Main content area

An evaluation of the efficiency of passive acoustic monitoring in detecting deer and primates in comparison with camera traps

Enari, Hiroto, Enari, Haruka S., Okuda, Kei, Maruyama, Tetsuya, Okuda, Kana N.
Ecological indicators 2019 v.98 pp. 753-762
Cervus nippon, Macaca, acoustics, automation, cameras, deer, environmental indicators, monitoring, plasticity, population density, population distribution, population dynamics, screening, uncertainty, vocalization, Japan
In recent years, camera traps have rapidly become popular for the large-scale monitoring of wildlife distribution and population; however, we should not ignore the uncertainty regarding the reliability of camera-based monitoring by inexperienced data gatherers. This study introduces passive acoustic monitoring (PAM) as an easier technique for monitoring terrestrial mammals that uses the sound cues that they produce.

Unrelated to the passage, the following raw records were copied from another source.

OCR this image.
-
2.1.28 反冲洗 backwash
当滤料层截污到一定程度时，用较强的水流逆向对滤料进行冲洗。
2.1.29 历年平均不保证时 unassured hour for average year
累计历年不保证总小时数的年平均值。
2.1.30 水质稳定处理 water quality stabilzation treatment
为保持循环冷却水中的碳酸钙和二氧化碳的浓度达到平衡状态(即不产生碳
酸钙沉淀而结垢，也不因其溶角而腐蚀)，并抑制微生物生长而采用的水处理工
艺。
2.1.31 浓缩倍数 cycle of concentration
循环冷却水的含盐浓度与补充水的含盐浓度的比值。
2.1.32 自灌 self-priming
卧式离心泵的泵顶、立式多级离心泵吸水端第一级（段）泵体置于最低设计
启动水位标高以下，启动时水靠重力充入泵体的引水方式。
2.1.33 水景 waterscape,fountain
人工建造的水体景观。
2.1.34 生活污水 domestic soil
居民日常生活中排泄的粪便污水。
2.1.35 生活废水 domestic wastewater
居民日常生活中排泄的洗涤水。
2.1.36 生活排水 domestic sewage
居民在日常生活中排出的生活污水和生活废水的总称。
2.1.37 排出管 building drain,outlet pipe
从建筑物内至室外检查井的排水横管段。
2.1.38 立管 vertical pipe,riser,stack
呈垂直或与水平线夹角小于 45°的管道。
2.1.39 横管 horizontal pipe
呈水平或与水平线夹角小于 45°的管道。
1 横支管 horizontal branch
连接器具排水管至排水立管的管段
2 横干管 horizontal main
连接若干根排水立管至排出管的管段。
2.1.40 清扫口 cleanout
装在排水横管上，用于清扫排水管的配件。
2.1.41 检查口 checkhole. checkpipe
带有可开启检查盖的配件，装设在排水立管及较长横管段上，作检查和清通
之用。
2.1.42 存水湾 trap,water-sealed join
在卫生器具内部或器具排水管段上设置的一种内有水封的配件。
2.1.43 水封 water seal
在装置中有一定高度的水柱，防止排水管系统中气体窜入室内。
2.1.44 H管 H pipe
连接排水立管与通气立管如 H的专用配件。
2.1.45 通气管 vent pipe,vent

To validate the efficacy of PAM, we quantitatively compared the detection areas and rates between sound cues (from PAM) and visual cues (from camera traps) of two mammals—the sika deer Cervus nippon and the Japanese macaque Macaca fuscata—across seven study sites in eastern Japan with different population densities. To collect sound cues, we set up multiple autonomous recording units at the sites and continuously recorded ambient sounds, following a pre-determined schedule. The total recording time reached 9081 h for deer and 8235 h for macaques. We then built sound recognizers to automatically detect eight target call types from the recorded data. To collect visual cues, we also set multiple camera traps at the same sites and for the same observation periods. The key findings were as follows: (1) the fully automated procedures that only used the recognizers to detect sound cues produced numerous false positive detections when the call type possessed vocal plasticity and variations; (2) the semi-automated procedures, which included an additional step to validate the automated detections by manual screening, exhibited a great improvement in the detectability and recall rates of the half of the target calls, reaching >0.70; (3) when using the semi-automated procedures, the frequency of deer and macaque detections per trap-day derived from the sound cues were in most cases approximately dozens of times and several times, respectively, higher than that derived from the visual cues; (4) the main advantage of PAM may be its superior detection areas, which were 100–7000 times wider than those of camera traps; and (5) the current success of the recognition of different call types of each species could broaden the use of PAM, which is not possible for camera traps. PAM could provide socio-behavioral data (i.e., the frequencies and types of inter-individual vocal communications) that could help understand the status of population dynamics and the group compositions, in addition to information related to the presence or absence of species.